5. 【関連制度】2025年の年金制度見直しで変わるポイント

2025年6月13日、年金制度改正法が成立しました。

今回の改正には、いわゆる「年収106万円の壁」撤廃に向けた社会保険の加入対象の拡大、在職老齢年金の支給停止調整額の引き上げ、遺族年金の見直しなど、公的年金制度の大きな改正内容が盛り込まれています。

同時に、私的年金である「iDeCo(イデコ:個人型確定拠出年金)」や「企業型DC」に関しても、いくつか改正が加わることになりました。

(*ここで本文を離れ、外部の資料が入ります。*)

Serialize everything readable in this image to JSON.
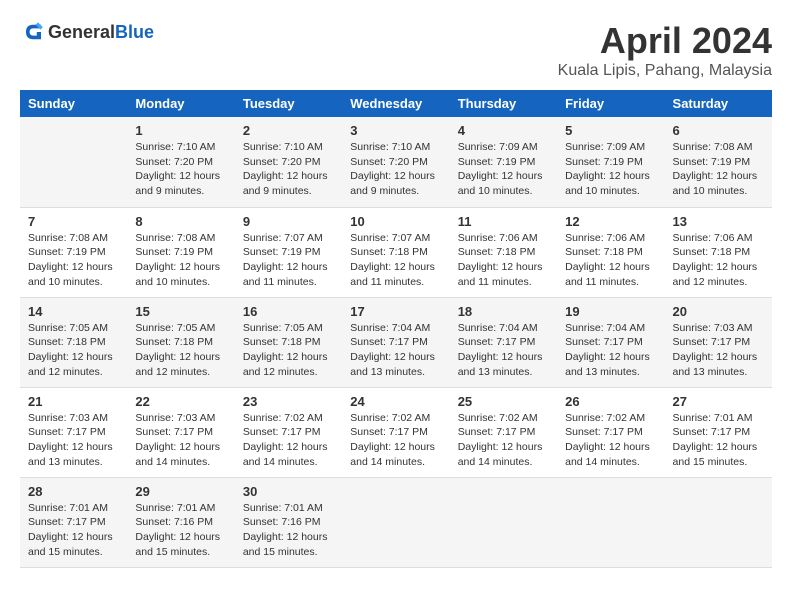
{
  "header": {
    "logo_general": "General",
    "logo_blue": "Blue",
    "title": "April 2024",
    "subtitle": "Kuala Lipis, Pahang, Malaysia"
  },
  "calendar": {
    "days_of_week": [
      "Sunday",
      "Monday",
      "Tuesday",
      "Wednesday",
      "Thursday",
      "Friday",
      "Saturday"
    ],
    "weeks": [
      {
        "days": [
          {
            "date": "",
            "info": ""
          },
          {
            "date": "1",
            "info": "Sunrise: 7:10 AM\nSunset: 7:20 PM\nDaylight: 12 hours\nand 9 minutes."
          },
          {
            "date": "2",
            "info": "Sunrise: 7:10 AM\nSunset: 7:20 PM\nDaylight: 12 hours\nand 9 minutes."
          },
          {
            "date": "3",
            "info": "Sunrise: 7:10 AM\nSunset: 7:20 PM\nDaylight: 12 hours\nand 9 minutes."
          },
          {
            "date": "4",
            "info": "Sunrise: 7:09 AM\nSunset: 7:19 PM\nDaylight: 12 hours\nand 10 minutes."
          },
          {
            "date": "5",
            "info": "Sunrise: 7:09 AM\nSunset: 7:19 PM\nDaylight: 12 hours\nand 10 minutes."
          },
          {
            "date": "6",
            "info": "Sunrise: 7:08 AM\nSunset: 7:19 PM\nDaylight: 12 hours\nand 10 minutes."
          }
        ]
      },
      {
        "days": [
          {
            "date": "7",
            "info": "Sunrise: 7:08 AM\nSunset: 7:19 PM\nDaylight: 12 hours\nand 10 minutes."
          },
          {
            "date": "8",
            "info": "Sunrise: 7:08 AM\nSunset: 7:19 PM\nDaylight: 12 hours\nand 10 minutes."
          },
          {
            "date": "9",
            "info": "Sunrise: 7:07 AM\nSunset: 7:19 PM\nDaylight: 12 hours\nand 11 minutes."
          },
          {
            "date": "10",
            "info": "Sunrise: 7:07 AM\nSunset: 7:18 PM\nDaylight: 12 hours\nand 11 minutes."
          },
          {
            "date": "11",
            "info": "Sunrise: 7:06 AM\nSunset: 7:18 PM\nDaylight: 12 hours\nand 11 minutes."
          },
          {
            "date": "12",
            "info": "Sunrise: 7:06 AM\nSunset: 7:18 PM\nDaylight: 12 hours\nand 11 minutes."
          },
          {
            "date": "13",
            "info": "Sunrise: 7:06 AM\nSunset: 7:18 PM\nDaylight: 12 hours\nand 12 minutes."
          }
        ]
      },
      {
        "days": [
          {
            "date": "14",
            "info": "Sunrise: 7:05 AM\nSunset: 7:18 PM\nDaylight: 12 hours\nand 12 minutes."
          },
          {
            "date": "15",
            "info": "Sunrise: 7:05 AM\nSunset: 7:18 PM\nDaylight: 12 hours\nand 12 minutes."
          },
          {
            "date": "16",
            "info": "Sunrise: 7:05 AM\nSunset: 7:18 PM\nDaylight: 12 hours\nand 12 minutes."
          },
          {
            "date": "17",
            "info": "Sunrise: 7:04 AM\nSunset: 7:17 PM\nDaylight: 12 hours\nand 13 minutes."
          },
          {
            "date": "18",
            "info": "Sunrise: 7:04 AM\nSunset: 7:17 PM\nDaylight: 12 hours\nand 13 minutes."
          },
          {
            "date": "19",
            "info": "Sunrise: 7:04 AM\nSunset: 7:17 PM\nDaylight: 12 hours\nand 13 minutes."
          },
          {
            "date": "20",
            "info": "Sunrise: 7:03 AM\nSunset: 7:17 PM\nDaylight: 12 hours\nand 13 minutes."
          }
        ]
      },
      {
        "days": [
          {
            "date": "21",
            "info": "Sunrise: 7:03 AM\nSunset: 7:17 PM\nDaylight: 12 hours\nand 13 minutes."
          },
          {
            "date": "22",
            "info": "Sunrise: 7:03 AM\nSunset: 7:17 PM\nDaylight: 12 hours\nand 14 minutes."
          },
          {
            "date": "23",
            "info": "Sunrise: 7:02 AM\nSunset: 7:17 PM\nDaylight: 12 hours\nand 14 minutes."
          },
          {
            "date": "24",
            "info": "Sunrise: 7:02 AM\nSunset: 7:17 PM\nDaylight: 12 hours\nand 14 minutes."
          },
          {
            "date": "25",
            "info": "Sunrise: 7:02 AM\nSunset: 7:17 PM\nDaylight: 12 hours\nand 14 minutes."
          },
          {
            "date": "26",
            "info": "Sunrise: 7:02 AM\nSunset: 7:17 PM\nDaylight: 12 hours\nand 14 minutes."
          },
          {
            "date": "27",
            "info": "Sunrise: 7:01 AM\nSunset: 7:17 PM\nDaylight: 12 hours\nand 15 minutes."
          }
        ]
      },
      {
        "days": [
          {
            "date": "28",
            "info": "Sunrise: 7:01 AM\nSunset: 7:17 PM\nDaylight: 12 hours\nand 15 minutes."
          },
          {
            "date": "29",
            "info": "Sunrise: 7:01 AM\nSunset: 7:16 PM\nDaylight: 12 hours\nand 15 minutes."
          },
          {
            "date": "30",
            "info": "Sunrise: 7:01 AM\nSunset: 7:16 PM\nDaylight: 12 hours\nand 15 minutes."
          },
          {
            "date": "",
            "info": ""
          },
          {
            "date": "",
            "info": ""
          },
          {
            "date": "",
            "info": ""
          },
          {
            "date": "",
            "info": ""
          }
        ]
      }
    ]
  }
}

5.1 iDeCo加入年齢の上限引き上げ(3年以内に実施)

働き方に関係なく「70歳未満」に引き上げる

  • 現在のiDeCo加入条件
    • 国民年金被保険者
    • 老齢基礎年金やiDeCoの老齢給付を受給していない人
  • 加入可能年齢の引き上げ後
    • iDeCoを活用した老後の資産形成を継続しようとする人
    • 老齢基礎年金やiDeCoの老齢給付を受給していない人

5.2 企業型DCの拠出限度額の拡充(3年以内に実施)

企業型DCで、加入者本人が掛金を上乗せする「マッチング拠出」の上限額を撤廃。事業主掛金の額を超え、拠出限度額の枠を十分に活用できるようにする。

5.3 企業年金の運用の見える化(5年以内に実施)

企業年金の運営状況の情報を、厚生労働省がとりまとめて開示。他社との比較・分析が可能となる。

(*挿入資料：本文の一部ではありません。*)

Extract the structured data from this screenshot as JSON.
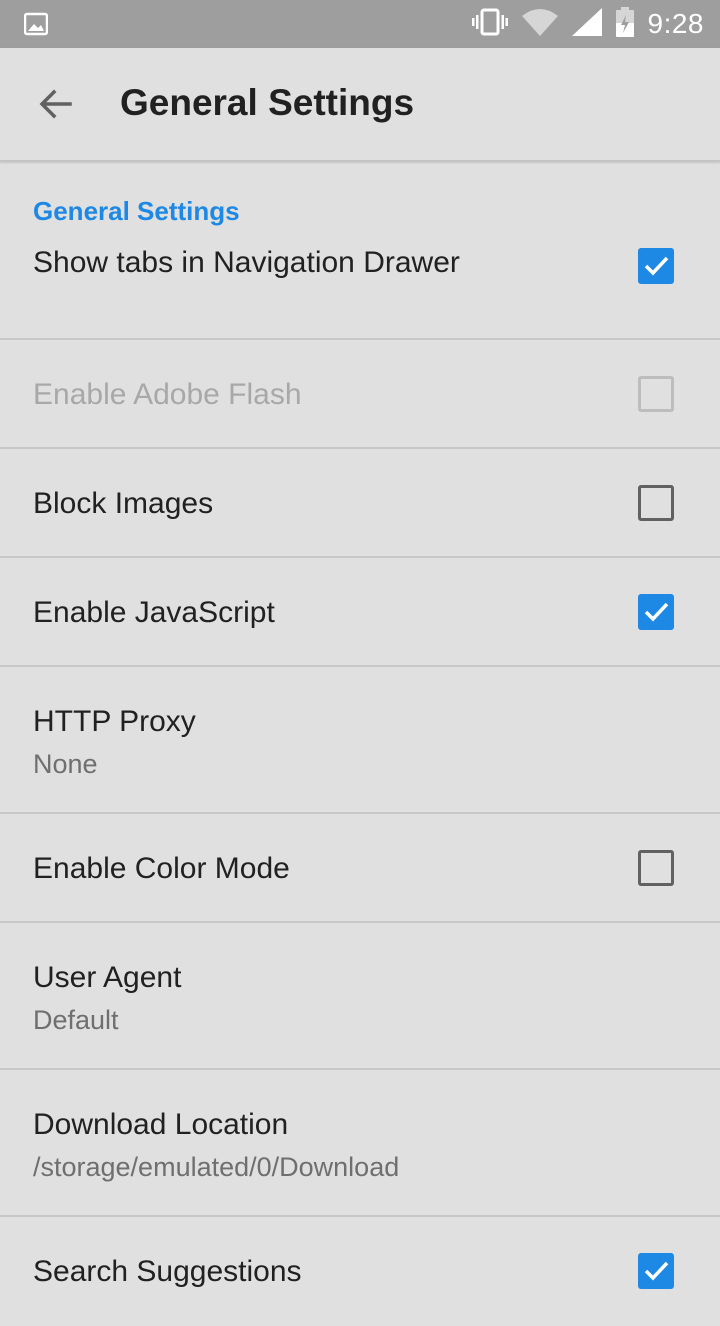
{
  "status_bar": {
    "time": "9:28",
    "icons": [
      "image-icon",
      "vibrate-icon",
      "wifi-icon",
      "signal-icon",
      "battery-icon"
    ]
  },
  "toolbar": {
    "back_icon": "arrow-back-icon",
    "title": "General Settings"
  },
  "section": {
    "header": "General Settings"
  },
  "preferences": [
    {
      "title": "Show tabs in Navigation Drawer",
      "type": "checkbox",
      "checked": true,
      "enabled": true
    },
    {
      "title": "Enable Adobe Flash",
      "type": "checkbox",
      "checked": false,
      "enabled": false
    },
    {
      "title": "Block Images",
      "type": "checkbox",
      "checked": false,
      "enabled": true
    },
    {
      "title": "Enable JavaScript",
      "type": "checkbox",
      "checked": true,
      "enabled": true
    },
    {
      "title": "HTTP Proxy",
      "summary": "None",
      "type": "summary"
    },
    {
      "title": "Enable Color Mode",
      "type": "checkbox",
      "checked": false,
      "enabled": true
    },
    {
      "title": "User Agent",
      "summary": "Default",
      "type": "summary"
    },
    {
      "title": "Download Location",
      "summary": "/storage/emulated/0/Download",
      "type": "summary"
    },
    {
      "title": "Search Suggestions",
      "type": "checkbox",
      "checked": true,
      "enabled": true
    }
  ],
  "colors": {
    "accent": "#1e88e5",
    "background": "#e0e0e0",
    "status_bar": "#9e9e9e"
  }
}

6. まとめ|2月の年金支給日前に確認しておきたいこと

2月の年金支給日に「ひとり1万900円」が上乗せされる場合もある年金生活者支援給付金は、物価高が続く今、見逃せない公的支援です。

ただし、対象になるのは老齢・障害・遺族年金の受給者のうち、一定の所得要件を満たす人に限られます。

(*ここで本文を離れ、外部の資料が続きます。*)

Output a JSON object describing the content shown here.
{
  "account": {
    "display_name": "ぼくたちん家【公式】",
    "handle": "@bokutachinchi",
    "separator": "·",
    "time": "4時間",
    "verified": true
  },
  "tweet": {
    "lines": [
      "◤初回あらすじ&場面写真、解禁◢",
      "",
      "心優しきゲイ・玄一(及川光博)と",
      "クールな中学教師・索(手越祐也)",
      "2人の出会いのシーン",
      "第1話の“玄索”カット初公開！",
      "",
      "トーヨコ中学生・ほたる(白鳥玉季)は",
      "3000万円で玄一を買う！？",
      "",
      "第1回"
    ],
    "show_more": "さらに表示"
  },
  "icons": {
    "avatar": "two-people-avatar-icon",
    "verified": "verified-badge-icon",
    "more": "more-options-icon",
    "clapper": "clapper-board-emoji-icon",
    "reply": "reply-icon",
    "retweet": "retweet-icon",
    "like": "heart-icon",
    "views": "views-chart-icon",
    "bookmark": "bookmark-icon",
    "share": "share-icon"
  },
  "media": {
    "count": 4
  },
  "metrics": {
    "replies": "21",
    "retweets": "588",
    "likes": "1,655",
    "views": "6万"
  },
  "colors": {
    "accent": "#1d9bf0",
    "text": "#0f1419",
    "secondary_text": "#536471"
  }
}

また、この給付金は申請しなければ受け取れないケースがある点も重要です。

とくに、秋以降に届く「緑の封筒」を見過ごしてしまうと、本来受け取れるはずの給付金が加算されないままになる可能性があります。

2月の年金支給日を迎える前に、自分や家族が対象になるかどうか、要件と手続き状況を一度確認しておくと安心です。